【2023年の投資方針】EC実施企業はどんなテクノロジーへ投資する? 重要ポイントは「導入が簡単で、使い勝手が良いこと」
米国のEC専門誌『Digital Commerce 360』が公表したレポート「2023 Leading Vendors Report」では、小売事業者がどのようにテクノロジーを使ってカスタマージャーニーをトラッキングしているのか、その事例を紹介しています。どのようにデータを収集し、新規顧客の獲得や既存顧客の維持に活用しているかをひも解いていきます。
- オンライン通販事業者の39%が、2023年にはテクノロジーへの投資が10.1%から15%増えると回答
- 回答者の70%が、自社で構築するよりもアウトソーシングすることを計画
コロナ禍で多くの小売事業者がeコマースに参入し、消費者はオンラインショッピングを楽しむようになりました。
小売事業者は今、どのようなテクノロジーが既存顧客の維持と新規顧客の獲得に役立つかを見直すために、一歩を踏み出しています。
『Digital Commerce 360』の2023年版「Leading Vendors Report」では、テクノロジーが小売業にどのように貢献しているかを示す調査データとケーススタディを掲載しています。
2022年9月から10月にかけて実施した『Digital Commerce 360』の調査によると、対象の小売企業の4分の3(76%)が2023年に新規顧客の獲得とロイヤルティの維持のため、テクノロジーへの投資を増やす予定です。
※記事初出時、グラフの数値に誤りがあったため数値を修正いたしました(12/2)
小売事業者が自問すべきは、テクノロジーをアウトソーシングするか、それとも自社で構築するかということです。調査によると、回答企業の70%が自社でシステムを構築するよりも、アウトソーシングすることを計画しています。
小売業にとって重要なテクノロジーは何か?
オンライン通販事業者は、どのテクノロジーが最も効果的かを判断しています。可能な限り自動化を進め、データを読み解き、活用する方法を学びたいと考えてます。
そのためには投資が必要です。2023年の投資について小売事業者の4社に3社は、2022年比で15%以下の投資増を見込んでいます。また、39%は投資が10.1%から15%増加すると予測しています。
多くのオンライン通販事業者の最優先事項にフォーカスすると、約半数(46%)がeコマース・プラットフォームへの投資をトップにあげました。
その他の優先事項としては、顧客管理に関するテクノロジー(34%)、オンラインマーケティング(30%)、コンテンツ管理およびカスタマーサービス・ソフトウェアがそれぞれ27%でした。

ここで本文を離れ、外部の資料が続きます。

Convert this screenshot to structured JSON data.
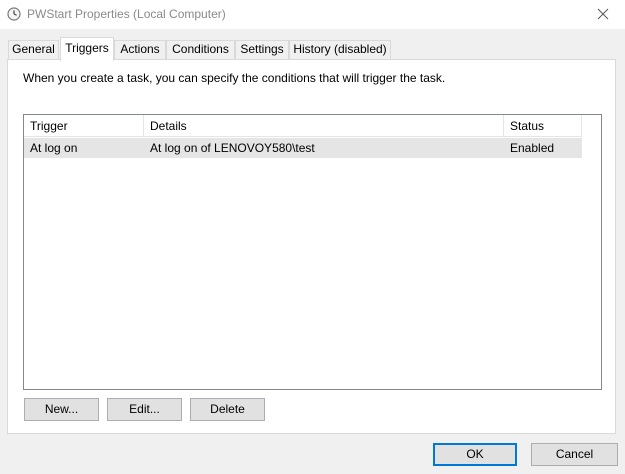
{
  "window": {
    "title": "PWStart Properties (Local Computer)"
  },
  "tabs": [
    {
      "label": "General"
    },
    {
      "label": "Triggers"
    },
    {
      "label": "Actions"
    },
    {
      "label": "Conditions"
    },
    {
      "label": "Settings"
    },
    {
      "label": "History (disabled)"
    }
  ],
  "active_tab": "Triggers",
  "triggers": {
    "description": "When you create a task, you can specify the conditions that will trigger the task.",
    "columns": [
      "Trigger",
      "Details",
      "Status"
    ],
    "rows": [
      {
        "trigger": "At log on",
        "details": "At log on of LENOVOY580\\test",
        "status": "Enabled"
      }
    ],
    "buttons": {
      "new": "New...",
      "edit": "Edit...",
      "delete": "Delete"
    }
  },
  "footer": {
    "ok": "OK",
    "cancel": "Cancel"
  },
  "colors": {
    "accent": "#0078d7",
    "selected_row": "#e5e5e5"
  }
}
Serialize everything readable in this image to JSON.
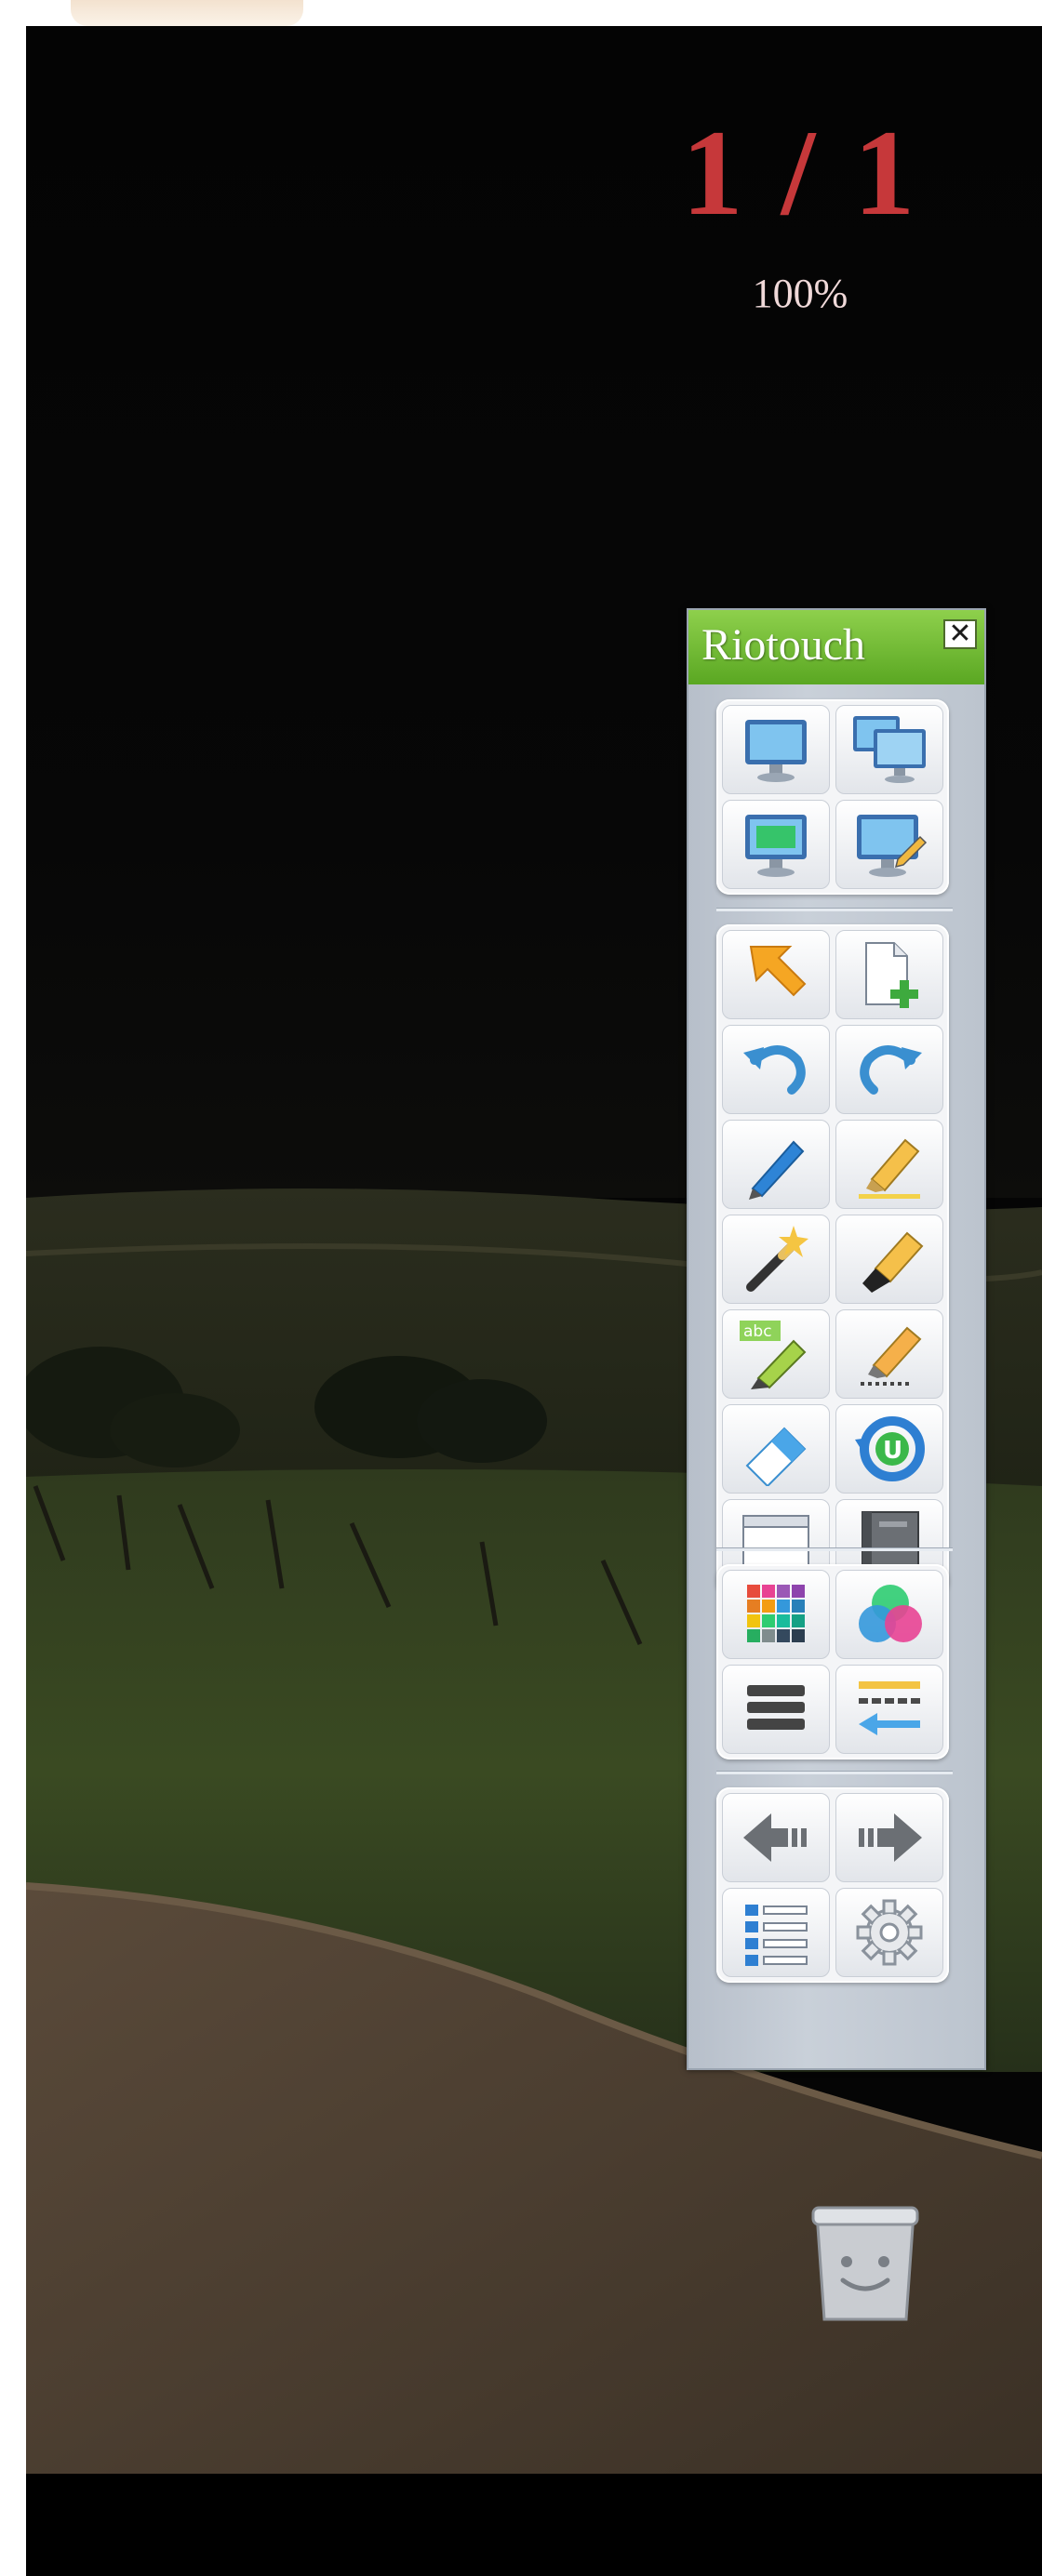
{
  "page_counter": "1 / 1",
  "zoom_level": "100%",
  "panel": {
    "title": "Riotouch",
    "close_symbol": "✕"
  },
  "colors": {
    "title_bar": "#6ab92d",
    "page_counter": "#c6383a",
    "panel_background": "#c4cbd4"
  },
  "groups": [
    {
      "id": "display",
      "buttons": [
        "monitor-icon",
        "dual-monitor-icon",
        "green-screen-monitor-icon",
        "monitor-pen-icon"
      ]
    },
    {
      "id": "tools",
      "buttons": [
        "arrow-pointer-icon",
        "new-page-icon",
        "undo-icon",
        "redo-icon",
        "pen-icon",
        "highlighter-icon",
        "magic-wand-icon",
        "marker-icon",
        "text-pen-icon",
        "smart-pen-icon",
        "eraser-icon",
        "refresh-u-icon",
        "window-icon",
        "book-icon"
      ]
    },
    {
      "id": "style",
      "buttons": [
        "color-palette-icon",
        "color-circles-icon",
        "line-width-icon",
        "line-style-icon"
      ]
    },
    {
      "id": "navigation",
      "buttons": [
        "previous-page-icon",
        "next-page-icon",
        "list-icon",
        "settings-gear-icon"
      ]
    }
  ]
}
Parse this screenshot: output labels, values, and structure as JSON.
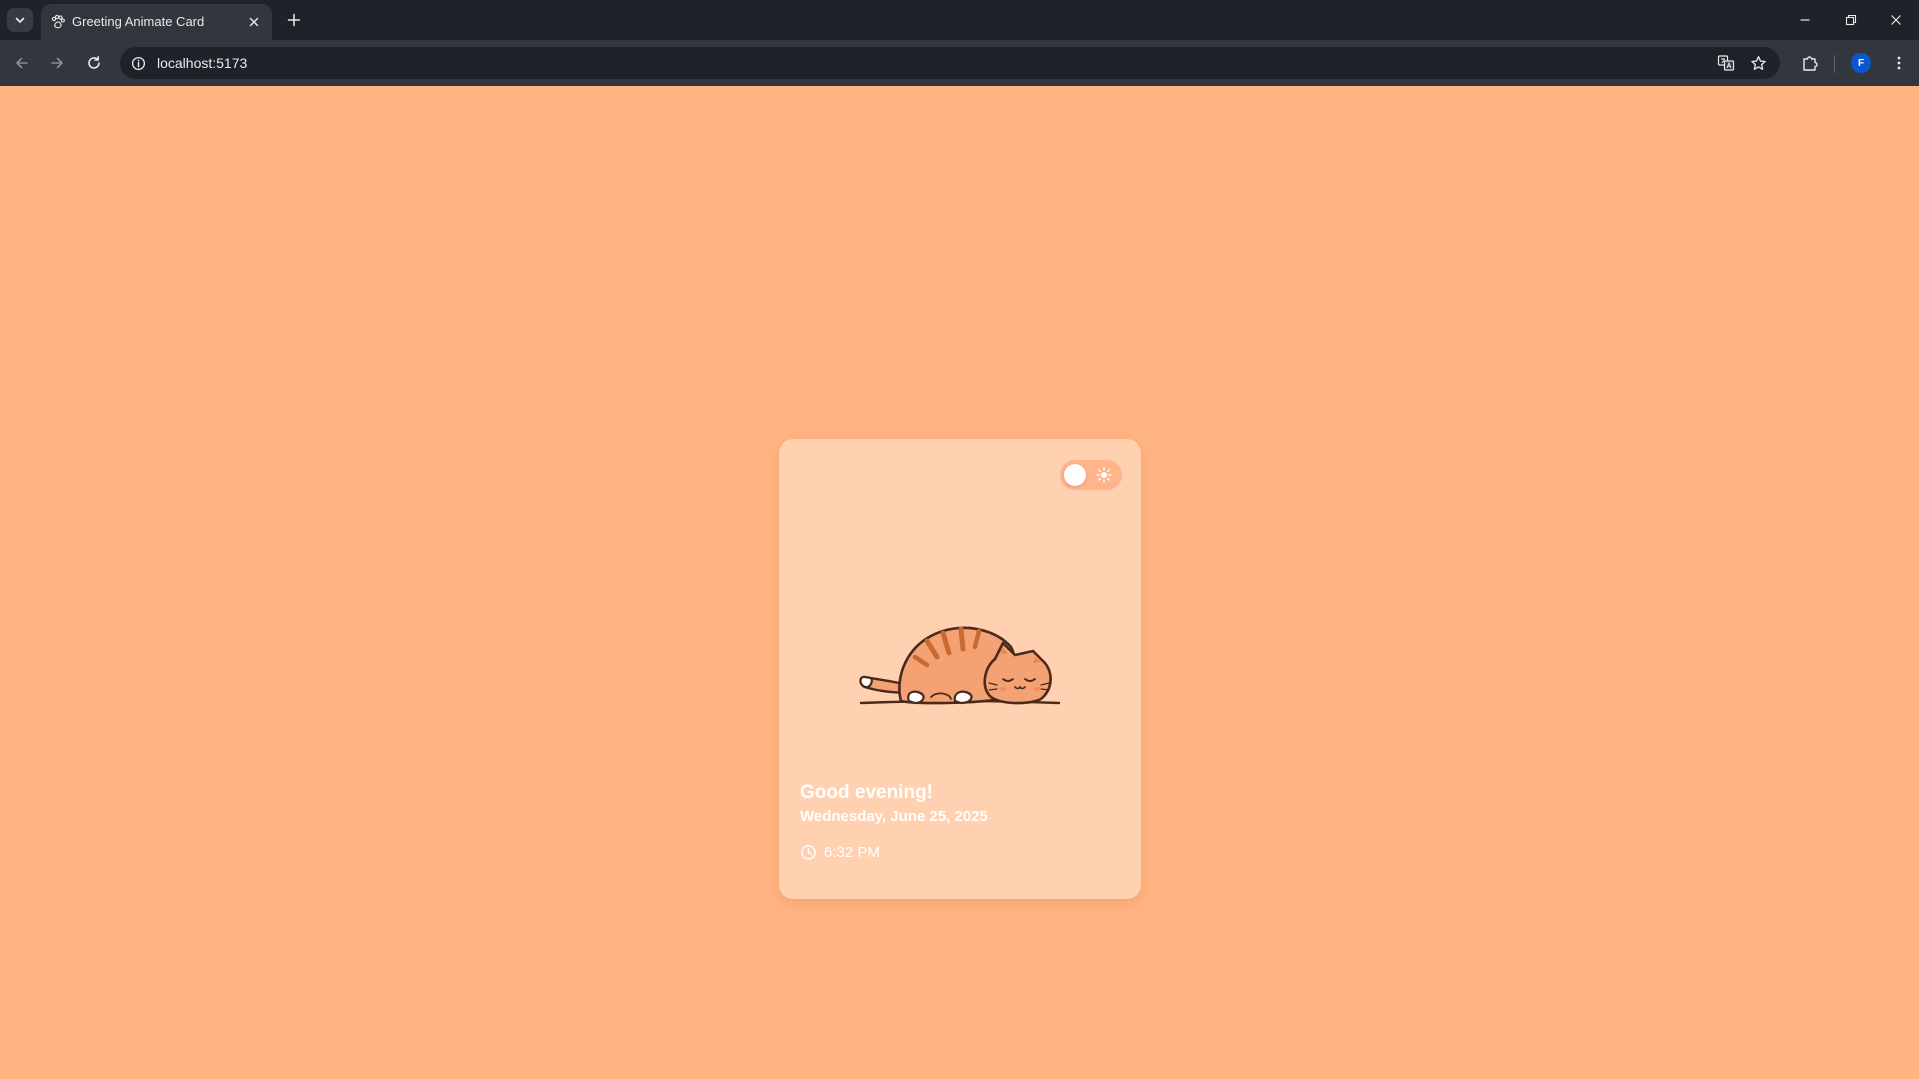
{
  "browser": {
    "tab_title": "Greeting Animate Card",
    "url": "localhost:5173",
    "profile_initial": "F",
    "icons": {
      "tab_search": "chevron-down-icon",
      "favicon": "paw-icon",
      "close_tab": "close-icon",
      "new_tab": "plus-icon",
      "back": "arrow-left-icon",
      "forward": "arrow-right-icon",
      "reload": "reload-icon",
      "site_info": "info-icon",
      "translate": "translate-icon",
      "bookmark": "star-icon",
      "extensions": "puzzle-icon",
      "menu": "kebab-menu-icon",
      "minimize": "minimize-icon",
      "restore": "restore-icon",
      "close_window": "close-icon"
    }
  },
  "page": {
    "background_color": "#ffb482",
    "card": {
      "background_color": "#ffd1b0",
      "theme_toggle": {
        "state": "light",
        "icon": "sun-icon"
      },
      "illustration": "sleeping-cat",
      "greeting": "Good evening!",
      "date": "Wednesday, June 25, 2025",
      "time": "6:32 PM",
      "time_icon": "clock-icon"
    }
  }
}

重要ポイントは「導入しやすく、使いやすいテクノロジー」
米国の小売衣料品ブランド「PacSun」は、15年前に導入した一昔前のソフトウェアを最新のテクノロジーで刷新。オンラインと店舗でのカスタマージャーニーをリンクさせ、出荷とフルフィルメント戦略をアップデートしました。
「PacSun」のデジタルの普及率(EC化率)は、「ビジネス全体の約35%」(最高情報責任者のシャーリー・ガオ氏)。さまざまなテクノロジーを導入することで、消費者が期待する迅速な出荷を実現しながら、コストを削減する方法を見つけ出そうとしています。
半数以上(54%)の小売事業者は、「新しいソフトウェアは導入が簡単であること、そして使い勝手が良いことが重要なポイント」にあげています。
米国の食品ギフト企業「Hickory Farms」のジェン・パーティン氏(メール・SMS担当シニアマーケティングマネージャー)は、メールソフトウェアを使用して、メールの開封率とその後のデータ収集を自動化した例を紹介します。
「Hickory Farms」の2021年におけるEC売上は、コロナ禍前の2019年と比較して59%増加しました。新たに獲得した顧客をリピート購入・ファン育成につなげるため、メールからの訪問者の直帰率を最小化するソフトウェアに投資しました。1年間で最も忙しい時期である2021年のホリデーシーズンに向けて、直帰率が3倍近くに跳ね上がっていたためです。
受信箱のスペースを奪い合い、1日に4通もメールを送っているうちに、もう12月がやってきました。どうしたら「Hickory Farms」のメールに気づいてもらえるか、真剣に考える必要がありました。(パーティーン氏)
小売事業者は、忙しいため可能な限り業務を自動化することを望んでいます。